Re: 2.5.74-mm1 fails to boot due to APIC trouble, 2.5.73mm3 works.

William Lee Irwin III (wli@holomorphy.com)
Fri, 4 Jul 2003 13:07:46 -0700


On Fri, Jul 04, 2003 at 02:35:31AM -0700, William Lee Irwin III wrote:
>> It's not a cleanup, and it doesn't touch trailing whitespace etc.

On Fri, Jul 04, 2003 at 12:38:19PM -0700, Martin J. Bligh wrote:
> Maybe not, but it looks like one. Maybe if you actually explain
> what you're trying to fix, and why?
> I think this kind of change deserves a better explanation that
> "I'm right" ... that's my main objection.

I'll try to be more verbose, then.

On Fri, Jul 04, 2003 at 02:35:31AM -0700, William Lee Irwin III wrote:
>> It is.

On Fri, Jul 04, 2003 at 12:38:19PM -0700, Martin J. Bligh wrote:
> Explain. Not obvious to the casual observer.

The function assigns physical APIC ID's to IO-APIC's. The loop is
intended to iterate over the physical APIC ID space. 0xf is an
inaccurate description of the upper bound on the physical APIC ID space.
APIC_BROADCAST_ID is a more accurate upper bound.

On Fri, Jul 04, 2003 at 02:35:31AM -0700, William Lee Irwin III wrote:
>> APIC_BROADCAST_ID is an upper bound on valid physical APIC ID's as it
>> is used in the code. That actually was commented in the patch.

On Fri, Jul 04, 2003 at 12:38:19PM -0700, Martin J. Bligh wrote:
> I find it odd that this worked before then. Also seems to be a separate
> issue from the rest of the patch. Is quite probably correct, is just
> non-obvious in the context of the rest of the patch.

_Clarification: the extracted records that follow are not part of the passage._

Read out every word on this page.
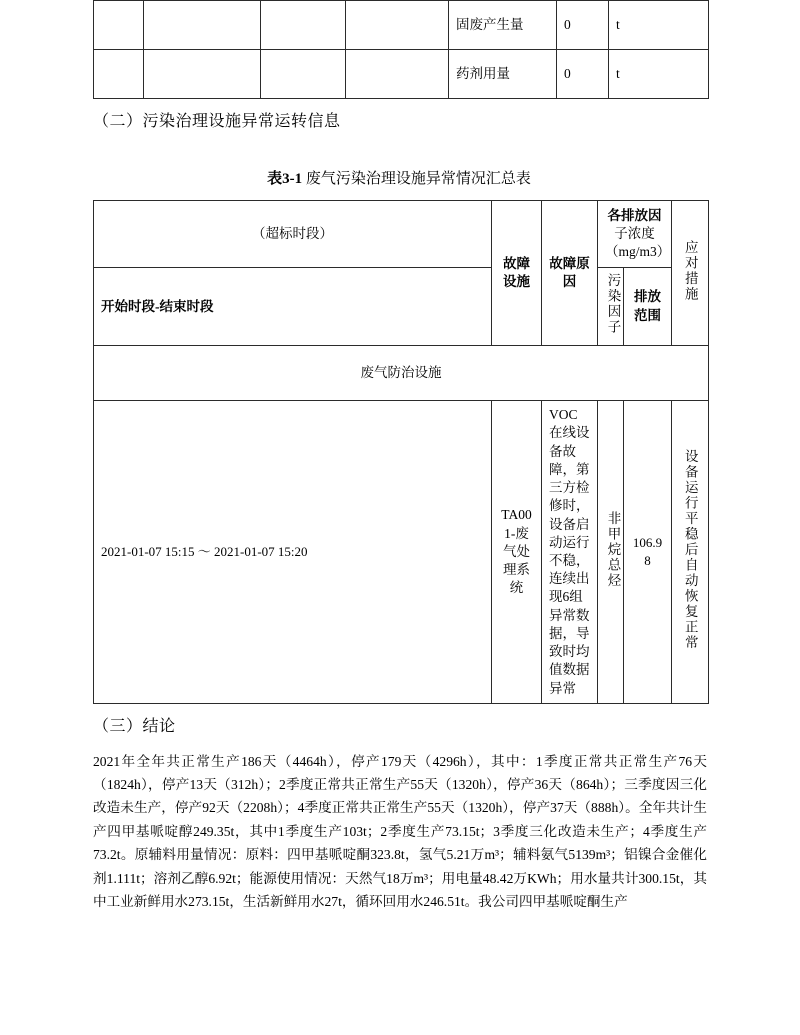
				固废产生量	0	t
				药剂用量	0	t
（二）污染治理设施异常运转信息
表3-1 废气污染治理设施异常情况汇总表
（超标时段）	故障设施	故障原因	各排放因子浓度（mg/m3）		应对措施
开始时段-结束时段			污染因子	排放范围	
废气防治设施					
2021-01-07 15:15 ～ 2021-01-07 15:20	TA001-废气处理系统	VOC在线设备故障，第三方检修时，设备启动运行不稳，连续出现6组异常数据，导致时均值数据异常	非甲烷总烃	106.98	设备运行平稳后自动恢复正常
（三）结论
2021年全年共正常生产186天（4464h），停产179天（4296h），其中：1季度正常共正常生产76天（1824h），停产13天（312h）；2季度正常共正常生产55天（1320h），停产36天（864h）；三季度因三化改造未生产，停产92天（2208h）；4季度正常共正常生产55天（1320h），停产37天（888h）。全年共计生产四甲基哌啶醇249.35t，其中1季度生产103t；2季度生产73.15t；3季度三化改造未生产；4季度生产73.2t。原辅料用量情况：原料：四甲基哌啶酮323.8t，氢气5.21万m³；辅料氨气5139m³；铝镍合金催化剂1.111t；溶剂乙醇6.92t；能源使用情况：天然气18万m³；用电量48.42万KWh；用水量共计300.15t，其中工业新鲜用水273.15t，生活新鲜用水27t，循环回用水246.51t。我公司四甲基哌啶酮生产
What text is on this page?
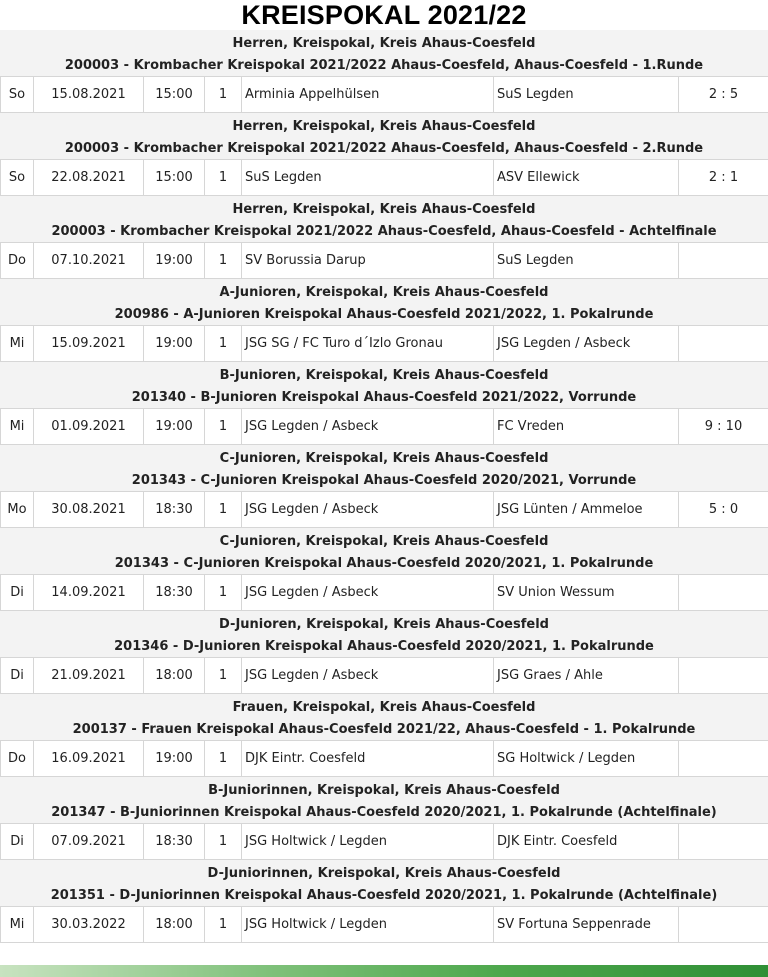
KREISPOKAL 2021/22
Herren, Kreispokal, Kreis Ahaus-Coesfeld
200003 - Krombacher Kreispokal 2021/2022 Ahaus-Coesfeld, Ahaus-Coesfeld - 1.Runde
So	15.08.2021	15:00	1	Arminia Appelhülsen	SuS Legden	2 : 5
Herren, Kreispokal, Kreis Ahaus-Coesfeld
200003 - Krombacher Kreispokal 2021/2022 Ahaus-Coesfeld, Ahaus-Coesfeld - 2.Runde
So	22.08.2021	15:00	1	SuS Legden	ASV Ellewick	2 : 1
Herren, Kreispokal, Kreis Ahaus-Coesfeld
200003 - Krombacher Kreispokal 2021/2022 Ahaus-Coesfeld, Ahaus-Coesfeld - Achtelfinale
Do	07.10.2021	19:00	1	SV Borussia Darup	SuS Legden	
A-Junioren, Kreispokal, Kreis Ahaus-Coesfeld
200986 - A-Junioren Kreispokal Ahaus-Coesfeld 2021/2022, 1. Pokalrunde
Mi	15.09.2021	19:00	1	JSG SG / FC Turo d´Izlo Gronau	JSG Legden / Asbeck	
B-Junioren, Kreispokal, Kreis Ahaus-Coesfeld
201340 - B-Junioren Kreispokal Ahaus-Coesfeld 2021/2022, Vorrunde
Mi	01.09.2021	19:00	1	JSG Legden / Asbeck	FC Vreden	9 : 10
C-Junioren, Kreispokal, Kreis Ahaus-Coesfeld
201343 - C-Junioren Kreispokal Ahaus-Coesfeld 2020/2021, Vorrunde
Mo	30.08.2021	18:30	1	JSG Legden / Asbeck	JSG Lünten / Ammeloe	5 : 0
C-Junioren, Kreispokal, Kreis Ahaus-Coesfeld
201343 - C-Junioren Kreispokal Ahaus-Coesfeld 2020/2021, 1. Pokalrunde
Di	14.09.2021	18:30	1	JSG Legden / Asbeck	SV Union Wessum	
D-Junioren, Kreispokal, Kreis Ahaus-Coesfeld
201346 - D-Junioren Kreispokal Ahaus-Coesfeld 2020/2021, 1. Pokalrunde
Di	21.09.2021	18:00	1	JSG Legden / Asbeck	JSG Graes / Ahle	
Frauen, Kreispokal, Kreis Ahaus-Coesfeld
200137 - Frauen Kreispokal Ahaus-Coesfeld 2021/22, Ahaus-Coesfeld - 1. Pokalrunde
Do	16.09.2021	19:00	1	DJK Eintr. Coesfeld	SG Holtwick / Legden	
B-Juniorinnen, Kreispokal, Kreis Ahaus-Coesfeld
201347 - B-Juniorinnen Kreispokal Ahaus-Coesfeld 2020/2021, 1. Pokalrunde (Achtelfinale)
Di	07.09.2021	18:30	1	JSG Holtwick / Legden	DJK Eintr. Coesfeld	
D-Juniorinnen, Kreispokal, Kreis Ahaus-Coesfeld
201351 - D-Juniorinnen Kreispokal Ahaus-Coesfeld 2020/2021, 1. Pokalrunde (Achtelfinale)
Mi	30.03.2022	18:00	1	JSG Holtwick / Legden	SV Fortuna Seppenrade	
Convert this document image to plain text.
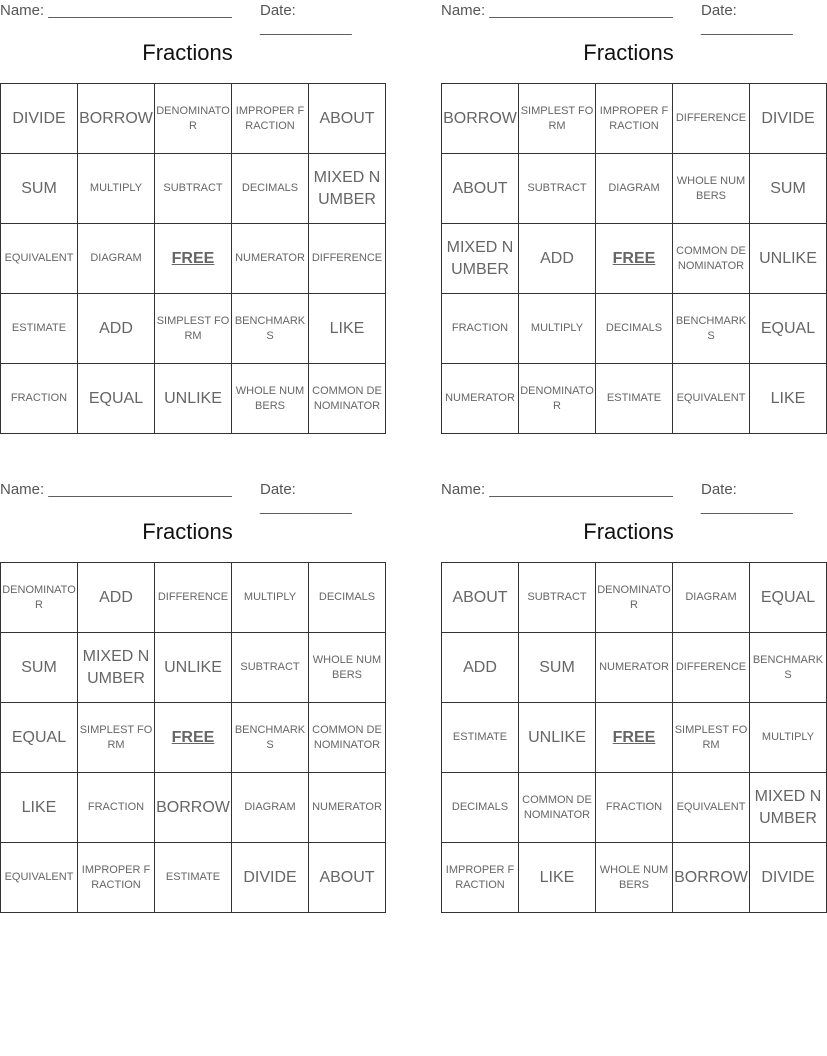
Name: ______________________ Date: ___________
Fractions
DIVIDE	BORROW	DENOMINATOR	IMPROPER FRACTION	ABOUT
SUM	MULTIPLY	SUBTRACT	DECIMALS	MIXED NUMBER
EQUIVALENT	DIAGRAM	FREE	NUMERATOR	DIFFERENCE
ESTIMATE	ADD	SIMPLEST FORM	BENCHMARKS	LIKE
FRACTION	EQUAL	UNLIKE	WHOLE NUMBERS	COMMON DENOMINATOR
Name: ______________________ Date: ___________
Fractions
BORROW	SIMPLEST FORM	IMPROPER FRACTION	DIFFERENCE	DIVIDE
ABOUT	SUBTRACT	DIAGRAM	WHOLE NUMBERS	SUM
MIXED NUMBER	ADD	FREE	COMMON DENOMINATOR	UNLIKE
FRACTION	MULTIPLY	DECIMALS	BENCHMARKS	EQUAL
NUMERATOR	DENOMINATOR	ESTIMATE	EQUIVALENT	LIKE
Name: ______________________ Date: ___________
Fractions
DENOMINATOR	ADD	DIFFERENCE	MULTIPLY	DECIMALS
SUM	MIXED NUMBER	UNLIKE	SUBTRACT	WHOLE NUMBERS
EQUAL	SIMPLEST FORM	FREE	BENCHMARKS	COMMON DENOMINATOR
LIKE	FRACTION	BORROW	DIAGRAM	NUMERATOR
EQUIVALENT	IMPROPER FRACTION	ESTIMATE	DIVIDE	ABOUT
Name: ______________________ Date: ___________
Fractions
ABOUT	SUBTRACT	DENOMINATOR	DIAGRAM	EQUAL
ADD	SUM	NUMERATOR	DIFFERENCE	BENCHMARKS
ESTIMATE	UNLIKE	FREE	SIMPLEST FORM	MULTIPLY
DECIMALS	COMMON DENOMINATOR	FRACTION	EQUIVALENT	MIXED NUMBER
IMPROPER FRACTION	LIKE	WHOLE NUMBERS	BORROW	DIVIDE
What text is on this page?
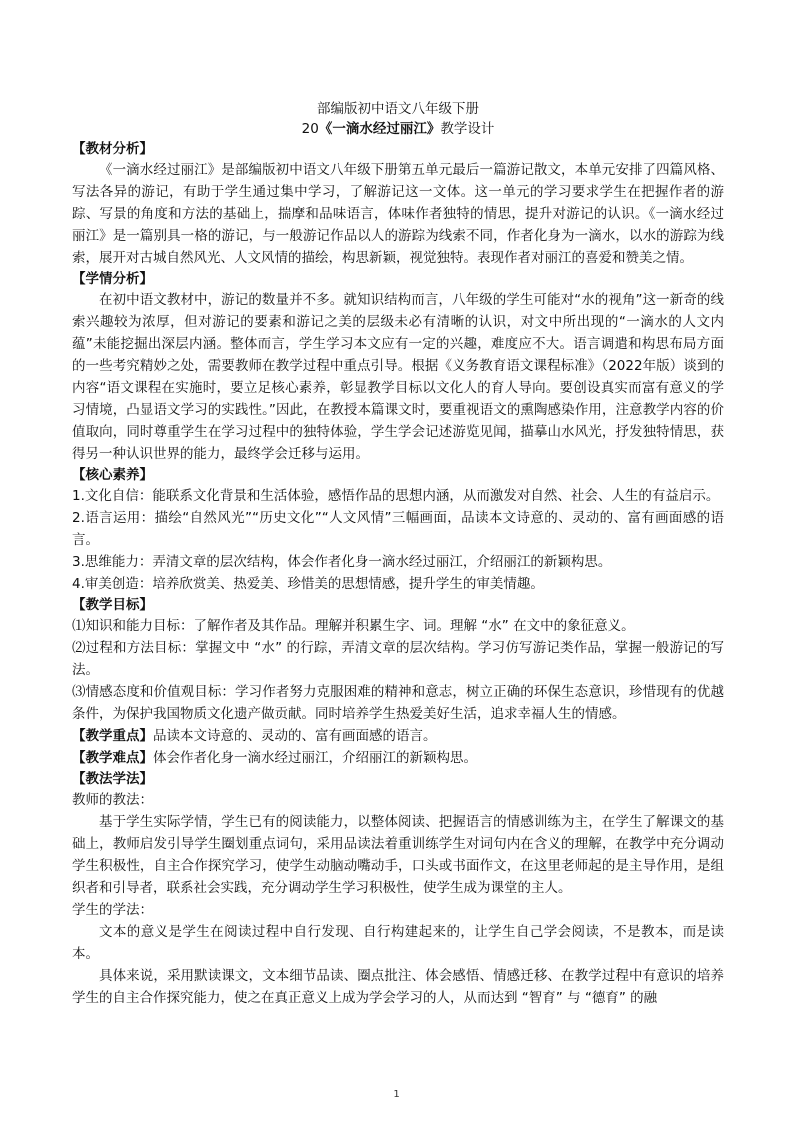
部编版初中语文八年级下册
20《一滴水经过丽江》教学设计
【教材分析】

《一滴水经过丽江》是部编版初中语文八年级下册第五单元最后一篇游记散文，本单元安排了四篇风格、写法各异的游记，有助于学生通过集中学习，了解游记这一文体。这一单元的学习要求学生在把握作者的游踪、写景的角度和方法的基础上，揣摩和品味语言，体味作者独特的情思，提升对游记的认识。《一滴水经过丽江》是一篇别具一格的游记，与一般游记作品以人的游踪为线索不同，作者化身为一滴水，以水的游踪为线索，展开对古城自然风光、人文风情的描绘，构思新颖，视觉独特。表现作者对丽江的喜爱和赞美之情。

【学情分析】

在初中语文教材中，游记的数量并不多。就知识结构而言，八年级的学生可能对“水的视角”这一新奇的线索兴趣较为浓厚，但对游记的要素和游记之美的层级未必有清晰的认识，对文中所出现的“一滴水的人文内蕴”未能挖掘出深层内涵。整体而言，学生学习本文应有一定的兴趣，难度应不大。语言调遣和构思布局方面的一些考究精妙之处，需要教师在教学过程中重点引导。根据《义务教育语文课程标准》（2022年版）谈到的内容“语文课程在实施时，要立足核心素养，彰显教学目标以文化人的育人导向。要创设真实而富有意义的学习情境，凸显语文学习的实践性。”因此，在教授本篇课文时，要重视语文的熏陶感染作用，注意教学内容的价值取向，同时尊重学生在学习过程中的独特体验，学生学会记述游览见闻，描摹山水风光，抒发独特情思，获得另一种认识世界的能力，最终学会迁移与运用。

【核心素养】

1.文化自信：能联系文化背景和生活体验，感悟作品的思想内涵，从而激发对自然、社会、人生的有益启示。

2.语言运用：描绘“自然风光”“历史文化”“人文风情”三幅画面，品读本文诗意的、灵动的、富有画面感的语言。

3.思维能力：弄清文章的层次结构，体会作者化身一滴水经过丽江，介绍丽江的新颖构思。

4.审美创造：培养欣赏美、热爱美、珍惜美的思想情感，提升学生的审美情趣。

【教学目标】

⑴知识和能力目标：了解作者及其作品。理解并积累生字、词。理解 “水” 在文中的象征意义。

⑵过程和方法目标：掌握文中 “水” 的行踪，弄清文章的层次结构。学习仿写游记类作品，掌握一般游记的写法。

⑶情感态度和价值观目标：学习作者努力克服困难的精神和意志，树立正确的环保生态意识，珍惜现有的优越条件，为保护我国物质文化遗产做贡献。同时培养学生热爱美好生活，追求幸福人生的情感。

【教学重点】品读本文诗意的、灵动的、富有画面感的语言。

【教学难点】体会作者化身一滴水经过丽江，介绍丽江的新颖构思。

【教法学法】

教师的教法：

基于学生实际学情，学生已有的阅读能力，以整体阅读、把握语言的情感训练为主，在学生了解课文的基础上，教师启发引导学生圈划重点词句，采用品读法着重训练学生对词句内在含义的理解，在教学中充分调动学生积极性，自主合作探究学习，使学生动脑动嘴动手，口头或书面作文，在这里老师起的是主导作用，是组织者和引导者，联系社会实践，充分调动学生学习积极性，使学生成为课堂的主人。

学生的学法：

文本的意义是学生在阅读过程中自行发现、自行构建起来的，让学生自己学会阅读，不是教本，而是读本。

具体来说，采用默读课文，文本细节品读、圈点批注、体会感悟、情感迁移、在教学过程中有意识的培养学生的自主合作探究能力，使之在真正意义上成为学会学习的人，从而达到 “智育” 与 “德育” 的融

1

I audited not only for usage of limited-width bitmaps for APIC ID
spaces, but also improper bounds on iterations over APIC ID spaces.
Things ran out of APIC ID's when phys_cpu_present_map was NR_CPUS
wide. This patch makes the limits accurate to the hardware with
the brute-force application of bitmaps. The semantic impact of
dropping in a bitmap is very low. The issue that arose was that it
wasn't wide enough, which was obvious enough to spot as a thinko
without even testing.

On Fri, Jul 04, 2003 at 02:35:31AM -0700, William Lee Irwin III wrote:
>> The change is correct, and I am not thinking of any such thing.
>> APIC_BROADCAST_ID's sole usage is for terminating loops over physical
>> APIC ID's while setting the physical APIC ID's of IO-APIC's.

On Fri, Jul 04, 2003 at 12:38:19PM -0700, Martin J. Bligh wrote:
> Why is Summit 0xF, and bigsmp 0xFF then?

Summit (and all other xAPIC-based subarches) should be 0xFF; I missed
it in the sweep.

On Fri, Jul 04, 2003 at 02:35:31AM -0700, William Lee Irwin III wrote:
>> Look at where it's used.

On Fri, Jul 04, 2003 at 12:38:19PM -0700, Martin J. Bligh wrote:
> I did. Still unclear why you think this is correct, or what physical
> apicids have to do with a function that maps from apicids to the
> phys_cpu_present_map, which is a compact mapping of logical apicids
> for NUMA-Q.
> Sorry, but this needs more explanation.

The bitmap width is sufficient. NUMA-Q abuses what everything else
uses for physical APIC ID's (partly because of the BIOS). It so happens
that the array is MAX_APICS wide, which suffices for NUMA-Q (and
anything else that cares to use it).

No. This was not written for or around NUMA-Q; it's meant for the
io_apic.c loops and sparse physid wakeup on non-NUMA-Q machines.